こちらの聞く姿勢は示しておいて、やっぱり待つしかないか。
「写真は届いた?」
あれのことね。
「とても素敵なのが届きました」
「そうでしょう?だってモデルが最高だし、額だっていいの選んだんだから。日々欠かさずお祈りしなさいね。信じる者は救われるから」
「もったいなくて大切にしまってあるよ」
有希葉の指示により、クロゼットの最奥部に封印されていた。
「飾りなさいよ」
「神棚ないし」
「枕元に置いておけばいいんじゃない?毎朝目覚めとともに神々しい女神さまを拝むの」
「嫌じゃないのか?男の枕元に自分の写真なんて」
「北山くんならいい♡」
「逆にぼくの額入り写真を玲奈に送ったら、枕元に置くの?」
「なに言ってるの。置くわけないでしょ」
「じゃあどうする?」
「口髭・あご髭・渦巻きメガネその他の落書きをして送り返すから」
やっぱりこの人とは気が合うんだよな。
◇
夜。自宅のベッドの上で天井を眺める。
窓の外は街を覆う暗闇の底。小雪が音もなく降りてくる。
水菜月は玲奈にもなにも話していないらしい。
あの様子からなにか深刻なことがあるのは、容易に想像できる。
玲奈は待つしかないと言っていたが、気長に待てるほど穏やかな気分ではいられない。
彼女がなにかを抱えているのに、それを知ることもなにをすることもできないのが、ひどくもどかしく苛立たしい。

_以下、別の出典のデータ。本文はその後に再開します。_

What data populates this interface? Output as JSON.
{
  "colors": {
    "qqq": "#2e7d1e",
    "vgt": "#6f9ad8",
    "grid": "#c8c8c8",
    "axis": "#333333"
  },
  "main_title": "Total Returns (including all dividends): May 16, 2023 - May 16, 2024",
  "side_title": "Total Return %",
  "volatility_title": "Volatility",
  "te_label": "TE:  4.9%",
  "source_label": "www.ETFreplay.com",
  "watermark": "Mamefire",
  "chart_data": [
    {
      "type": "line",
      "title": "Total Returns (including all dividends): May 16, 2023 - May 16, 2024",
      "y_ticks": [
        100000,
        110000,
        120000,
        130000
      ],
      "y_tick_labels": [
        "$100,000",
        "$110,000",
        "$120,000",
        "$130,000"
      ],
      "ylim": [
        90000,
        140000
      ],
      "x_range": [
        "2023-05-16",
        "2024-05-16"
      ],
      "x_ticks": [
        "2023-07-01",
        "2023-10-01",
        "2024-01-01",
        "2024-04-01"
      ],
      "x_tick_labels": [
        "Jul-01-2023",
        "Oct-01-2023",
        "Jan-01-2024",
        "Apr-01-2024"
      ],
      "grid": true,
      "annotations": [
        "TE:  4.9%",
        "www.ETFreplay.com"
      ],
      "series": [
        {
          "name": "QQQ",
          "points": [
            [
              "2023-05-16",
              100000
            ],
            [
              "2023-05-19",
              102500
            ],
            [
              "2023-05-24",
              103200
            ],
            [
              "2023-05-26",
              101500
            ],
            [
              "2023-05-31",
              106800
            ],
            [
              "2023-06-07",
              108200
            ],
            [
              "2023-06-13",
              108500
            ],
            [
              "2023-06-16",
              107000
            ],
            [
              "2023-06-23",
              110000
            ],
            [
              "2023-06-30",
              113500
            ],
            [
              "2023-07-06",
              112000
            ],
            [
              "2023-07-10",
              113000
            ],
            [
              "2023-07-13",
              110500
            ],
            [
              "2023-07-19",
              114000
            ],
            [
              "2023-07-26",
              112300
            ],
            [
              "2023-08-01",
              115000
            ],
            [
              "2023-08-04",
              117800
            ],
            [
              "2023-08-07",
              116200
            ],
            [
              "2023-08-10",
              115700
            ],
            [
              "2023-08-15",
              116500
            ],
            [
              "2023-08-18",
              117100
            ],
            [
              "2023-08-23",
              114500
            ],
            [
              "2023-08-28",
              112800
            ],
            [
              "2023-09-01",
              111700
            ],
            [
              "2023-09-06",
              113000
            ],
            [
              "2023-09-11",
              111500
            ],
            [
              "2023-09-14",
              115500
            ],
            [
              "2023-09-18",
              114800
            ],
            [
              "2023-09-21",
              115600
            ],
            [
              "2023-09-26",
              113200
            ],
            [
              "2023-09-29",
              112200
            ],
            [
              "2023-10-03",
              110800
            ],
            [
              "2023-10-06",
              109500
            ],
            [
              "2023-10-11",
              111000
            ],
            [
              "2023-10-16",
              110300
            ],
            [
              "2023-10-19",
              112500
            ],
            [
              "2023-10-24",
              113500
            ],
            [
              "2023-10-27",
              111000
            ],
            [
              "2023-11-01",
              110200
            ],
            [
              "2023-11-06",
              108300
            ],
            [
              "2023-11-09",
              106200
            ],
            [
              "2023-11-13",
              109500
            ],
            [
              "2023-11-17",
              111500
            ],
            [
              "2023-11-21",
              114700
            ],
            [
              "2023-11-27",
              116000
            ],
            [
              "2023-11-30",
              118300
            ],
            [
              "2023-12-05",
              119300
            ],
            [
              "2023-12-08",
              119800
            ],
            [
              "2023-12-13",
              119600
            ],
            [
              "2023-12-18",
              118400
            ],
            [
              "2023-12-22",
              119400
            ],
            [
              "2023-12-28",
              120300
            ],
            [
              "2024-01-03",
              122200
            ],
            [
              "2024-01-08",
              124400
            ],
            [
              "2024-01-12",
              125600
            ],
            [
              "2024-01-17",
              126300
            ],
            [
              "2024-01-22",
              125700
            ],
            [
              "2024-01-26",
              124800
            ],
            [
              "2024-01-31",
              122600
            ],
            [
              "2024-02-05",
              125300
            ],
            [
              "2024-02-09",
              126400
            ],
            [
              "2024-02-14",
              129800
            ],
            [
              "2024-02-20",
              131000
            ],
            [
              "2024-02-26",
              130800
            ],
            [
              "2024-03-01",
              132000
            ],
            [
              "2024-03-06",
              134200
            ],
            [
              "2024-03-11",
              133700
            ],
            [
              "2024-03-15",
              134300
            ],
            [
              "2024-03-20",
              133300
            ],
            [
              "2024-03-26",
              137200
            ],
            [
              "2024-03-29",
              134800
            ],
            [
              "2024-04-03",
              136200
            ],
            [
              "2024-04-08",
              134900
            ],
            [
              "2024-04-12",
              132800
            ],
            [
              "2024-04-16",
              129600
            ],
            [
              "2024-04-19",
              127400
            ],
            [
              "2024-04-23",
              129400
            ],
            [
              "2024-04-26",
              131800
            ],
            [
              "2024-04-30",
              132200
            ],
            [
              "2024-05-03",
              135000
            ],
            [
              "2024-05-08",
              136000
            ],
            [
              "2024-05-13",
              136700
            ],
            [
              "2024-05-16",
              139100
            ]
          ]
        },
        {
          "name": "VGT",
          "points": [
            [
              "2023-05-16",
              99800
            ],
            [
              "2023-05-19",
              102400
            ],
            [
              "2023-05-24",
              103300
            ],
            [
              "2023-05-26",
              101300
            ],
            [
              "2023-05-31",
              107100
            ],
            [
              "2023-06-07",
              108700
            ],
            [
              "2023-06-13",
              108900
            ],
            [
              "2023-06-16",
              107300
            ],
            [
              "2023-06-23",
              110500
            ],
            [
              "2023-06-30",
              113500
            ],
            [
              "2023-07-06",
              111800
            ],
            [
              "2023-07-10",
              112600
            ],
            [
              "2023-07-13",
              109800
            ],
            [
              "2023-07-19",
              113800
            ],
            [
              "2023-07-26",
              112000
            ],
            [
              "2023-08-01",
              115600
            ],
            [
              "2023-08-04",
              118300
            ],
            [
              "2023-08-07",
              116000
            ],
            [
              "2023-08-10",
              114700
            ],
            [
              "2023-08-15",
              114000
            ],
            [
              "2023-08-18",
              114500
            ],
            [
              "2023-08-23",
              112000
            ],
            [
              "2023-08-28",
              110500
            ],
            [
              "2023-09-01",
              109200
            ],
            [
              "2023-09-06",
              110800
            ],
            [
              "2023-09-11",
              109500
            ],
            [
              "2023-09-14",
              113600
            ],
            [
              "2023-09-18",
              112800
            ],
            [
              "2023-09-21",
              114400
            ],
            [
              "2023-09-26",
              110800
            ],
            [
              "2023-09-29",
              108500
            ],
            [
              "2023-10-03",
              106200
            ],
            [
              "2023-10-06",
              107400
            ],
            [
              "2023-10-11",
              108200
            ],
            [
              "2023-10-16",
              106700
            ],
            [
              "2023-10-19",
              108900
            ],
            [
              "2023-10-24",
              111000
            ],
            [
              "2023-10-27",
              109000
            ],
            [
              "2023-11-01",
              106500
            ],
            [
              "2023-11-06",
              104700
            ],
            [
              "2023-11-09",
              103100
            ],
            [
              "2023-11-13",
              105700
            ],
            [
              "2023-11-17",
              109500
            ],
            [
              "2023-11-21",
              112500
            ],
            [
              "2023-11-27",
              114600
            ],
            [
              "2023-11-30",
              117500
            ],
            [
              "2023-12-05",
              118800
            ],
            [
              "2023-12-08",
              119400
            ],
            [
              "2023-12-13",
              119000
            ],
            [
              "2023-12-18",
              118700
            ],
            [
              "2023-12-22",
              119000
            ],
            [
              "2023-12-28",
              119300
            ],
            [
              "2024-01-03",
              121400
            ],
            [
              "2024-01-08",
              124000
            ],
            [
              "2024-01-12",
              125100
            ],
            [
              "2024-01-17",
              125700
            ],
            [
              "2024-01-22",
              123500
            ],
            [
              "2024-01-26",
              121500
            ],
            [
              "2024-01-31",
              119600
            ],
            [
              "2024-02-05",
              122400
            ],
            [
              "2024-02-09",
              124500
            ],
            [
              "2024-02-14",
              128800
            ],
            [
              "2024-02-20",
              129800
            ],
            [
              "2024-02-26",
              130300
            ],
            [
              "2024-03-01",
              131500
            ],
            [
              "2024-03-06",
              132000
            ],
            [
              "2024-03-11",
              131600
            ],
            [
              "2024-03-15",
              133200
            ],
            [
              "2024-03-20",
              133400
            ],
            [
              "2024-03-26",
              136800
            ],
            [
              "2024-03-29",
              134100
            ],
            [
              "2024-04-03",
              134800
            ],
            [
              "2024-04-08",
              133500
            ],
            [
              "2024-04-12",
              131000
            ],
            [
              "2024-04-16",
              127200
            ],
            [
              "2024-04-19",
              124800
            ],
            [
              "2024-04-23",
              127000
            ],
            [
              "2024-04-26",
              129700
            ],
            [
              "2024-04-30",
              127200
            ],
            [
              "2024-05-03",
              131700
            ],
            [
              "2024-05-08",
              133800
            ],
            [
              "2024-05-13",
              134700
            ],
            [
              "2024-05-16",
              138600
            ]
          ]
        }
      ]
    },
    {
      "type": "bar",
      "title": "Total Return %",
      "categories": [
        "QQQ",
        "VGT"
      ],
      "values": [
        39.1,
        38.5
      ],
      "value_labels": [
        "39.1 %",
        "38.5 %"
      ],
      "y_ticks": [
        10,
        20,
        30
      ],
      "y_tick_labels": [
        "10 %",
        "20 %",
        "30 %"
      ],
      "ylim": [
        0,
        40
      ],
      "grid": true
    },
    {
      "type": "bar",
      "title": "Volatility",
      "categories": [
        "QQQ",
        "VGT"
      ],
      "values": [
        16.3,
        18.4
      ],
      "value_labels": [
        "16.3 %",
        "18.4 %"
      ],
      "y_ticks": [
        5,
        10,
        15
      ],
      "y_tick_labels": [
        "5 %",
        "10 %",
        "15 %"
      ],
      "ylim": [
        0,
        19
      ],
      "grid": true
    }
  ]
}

きっと玲奈も同じように、なにもできずにいたのだろう。
(次に会ったときは、少しだけ聞いてみるか…)
聞き方を考えよう。
彼女を傷つけないように、いくらかでも気持ちが和らぐように。
話したくないなら話さなくてもいいように。
◇
再び高台のカフェ。
この時期には珍しく、すっきりしない天気が続く。
空には灰色の垂れ込んだ雲。朝からちらほら雪が舞っていた。
午後の待ち合わせ時間に少し遅れてやってきた水菜月は、悲壮感の漂うやつれた表情。
顔色が一段と悪い気がする。
ちゃんとご飯は食べているだろうか。
いつもの窓際の席に向かい合って座る。
今日の水菜月は珍しく、スイーツの類はオーダーしないで温かい飲み物だけ。
それもシンプルなストレートのダージリン。
ぼくの方にちらちら視線を向けて、なにかを話そうとしているようにも見える。
でもうまく言い出せないようだ。
「なにかぼくが、聞いておいたほうがいい話があったりとか?」
「...」
話しにくいのなら話さなくてもいいけれど。
「一人で抱え込みすぎたりはしてないかな」
「…」
頼ってくれたらうれしいんだけど。
「ぼくにできることはあまりないかもしれない。だけどきみを理解したいとは思ってる」
「…」
無理に聞き出すようなことはするべきじゃない。
少し間を置いてもう一度、静かに話しかけた。
「いつか約束したけど、ぼくはきみのそばに、いるから」
彼女は少し目を見開いてこちらを見る。
その表情はまるで、苦悩と困惑が全身を覆い尽くしているようだ。
なにを抱えているのだろう。
ぼくはそれを聞くべきなのだろうか。
聞いたところで、それに向き合えるようなものなのだろうか。
ゆっくりと口を開きそして話し始めたことは、あまりに過酷で残酷なことだった。